Focused banks tend to do well over the long term. That’s why in 2013, I called SIVB one of the five best stocks to own for the next 20 years.
Growth Stocks to Buy: Veeva Systems (VEEV)
If I had a dollar for every time I read the word “cloud” or “cloud-based” in the business news, I’d be a wealthy man, because it seems like every business is cloud-based these days.
One such stock that might have a chance of making its shareholders obscenely wealthy is Veeva Systems (NYSE:VEEV), a California company that helps life sciences companies manage all their content and data on one platform, streamlining their end-to-end clinical processes.
If I lost you after the previous paragraph, I assure you, you’re not alone. I too have a problem understanding tech companies at times.

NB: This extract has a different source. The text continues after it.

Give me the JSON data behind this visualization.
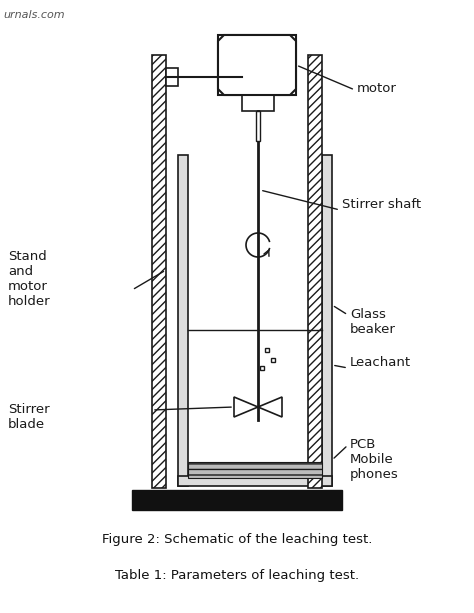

A simpler explanation: Veeva helps scientists and medical practitioners get more work done in a compliant-friendly manner.
Again, businesses that make or save people money or save them time will always be in demand.
The thing I like about Veeva is that it’s not growing at an alarming rate — in Q1 2019, revenues rose by 22% to $196 million with subscription revenues accounting for 80% of its quarterly sales.
Meanwhile, it also generates healthy profits — non-GAAP net income in Q1 2019 was $51.4 million, 50% higher than last year and 22.5% of revenue — which bodes well for the long-term sustainability and growth of its business.
In fiscal 2019, Veeva expects revenues and non-GAAP operating profits of at least $826 million and $261 million respectively, both healthy double-digit increases over fiscal 2018.
Slow and steady wins the race.
As of this writing Will Ashworth did not hold a position in any of the aforementioned securities.